I’m also delighted to share that Conditional Citizens was included on the longlist for the Andrew Carnegie Medal for Excellence in Nonfiction. I hope you’ll consider buying a copy, suggesting it to your book club, or assigning it to your students. If you’ve read it, perhaps you will consider telling a friend about it or leaving a review online? As always, thanks for your support.
That’s all I have for now. I hope you and your loved ones are staying safe and healthy.
My new book, Conditional Citizens, comes out on September 22nd. It’s about belonging and unbelonging in the United States, an experience I know I share with many of you and that can be especially intense these days. An adapted excerpt appears in this weekend’s New York Times Magazine. I hope you’ll take a look and add the book to your reading list.

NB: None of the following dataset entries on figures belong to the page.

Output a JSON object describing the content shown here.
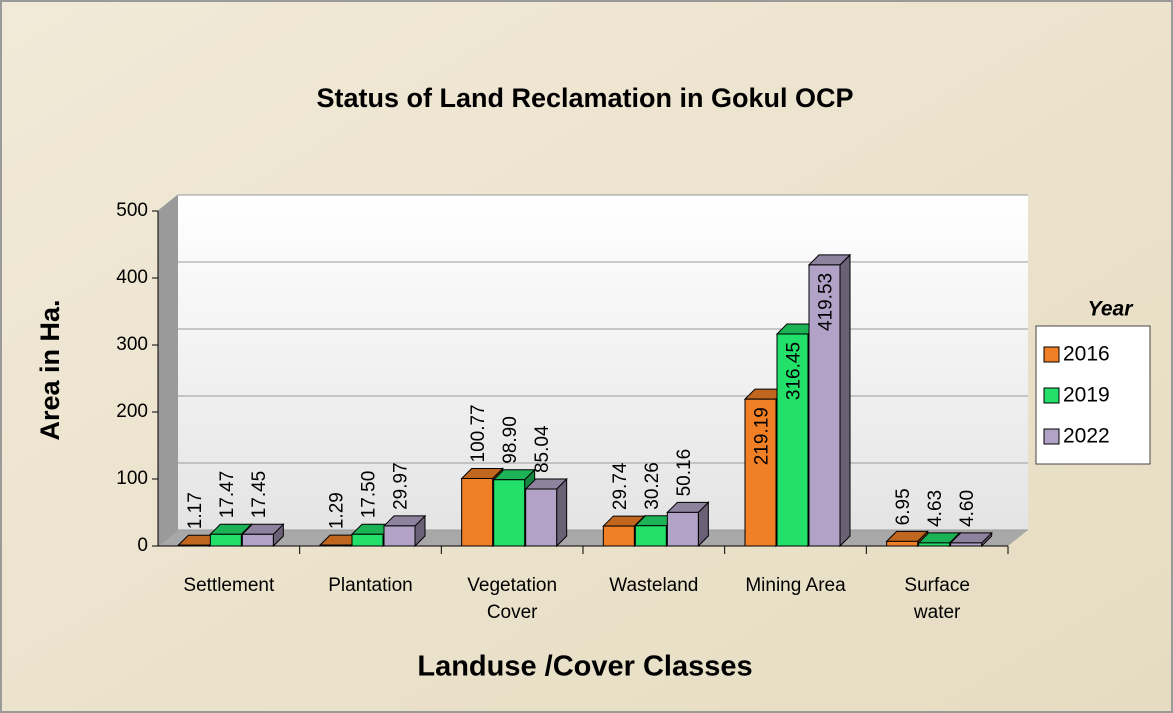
{
  "chart_data": {
    "type": "bar",
    "title": "Status of Land Reclamation in Gokul OCP",
    "x_label": "Landuse /Cover Classes",
    "y_label": "Area in Ha.",
    "legend_title": "Year",
    "legend_position": "right",
    "grid": true,
    "categories": [
      "Settlement",
      "Plantation",
      "Vegetation Cover",
      "Wasteland",
      "Mining Area",
      "Surface water"
    ],
    "series": [
      {
        "name": "2016",
        "color": "#f07f26",
        "values": [
          1.17,
          1.29,
          100.77,
          29.74,
          219.19,
          6.95
        ],
        "value_labels": [
          "1.17",
          "1.29",
          "100.77",
          "29.74",
          "219.19",
          "6.95"
        ]
      },
      {
        "name": "2019",
        "color": "#22e06a",
        "values": [
          17.47,
          17.5,
          98.9,
          30.26,
          316.45,
          4.63
        ],
        "value_labels": [
          "17.47",
          "17.50",
          "98.90",
          "30.26",
          "316.45",
          "4.63"
        ]
      },
      {
        "name": "2022",
        "color": "#b2a2c7",
        "values": [
          17.45,
          29.97,
          85.04,
          50.16,
          419.53,
          4.6
        ],
        "value_labels": [
          "17.45",
          "29.97",
          "85.04",
          "50.16",
          "419.53",
          "4.60"
        ]
      }
    ],
    "ylim": [
      0,
      500
    ],
    "yticks": [
      0,
      100,
      200,
      300,
      400,
      500
    ]
  }
}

In other news, my most recent novel, The Other Americans, won the Arab American Book Award in fiction. In France, it made the longlist of the Grand Prix de littérature américaine. (The French translation was completed by Aurélie Tronchet.) New audio recordings of Hope and Other Dangerous Pursuits and Secret Son, voiced by the actor Fajer al-Kaisi, were released by Penguin Random House Audio.
In the last few weeks, I’ve been spending a lot less time online; it may take me a while to read or respond to emails and queries. I hope you’re all staying healthy, and that you’re managing to remain sane during this pandemic.
So much book stuff has happened since my last post! I wrote a new short story, “That Time At My Brother’s Wedding,” which appeared in the New York Times Magazine‘s first all-fiction issue. Contributors include Margaret Atwood, Edwidge Danticat, Victor Lavalle, Mia Couto, Kamila Shamsie, Rachel Kushner, among others. Earlier this month, my novel The Other Americans was named a finalist for the California Book Award, which was both unexpected and delightful. (There will be no live ceremony this year, though, for obvious reasons.) And before that, my first novel, Hope and Other Dangerous Dangerous Pursuits, which was originally published by Algonquin in 2005, was reissued with a handsome new cover.
In other news, the Dutch edition of The Moor’s Account, titled La Florida, will be published by Nieuw Amsterdam in August 2020. I’m very excited about this release because that book is so special to me. Elsewhere, the French edition of The Other Americans, titled Les Autres américains, will be published by Editions Christian Bourgeois in September 2020. I’m so disappointed that I won’t be able to visit France, Belgium, and the Netherlands as planned, but my hope is that travel will be possible again next summer. In the meantime, all my events are virtual.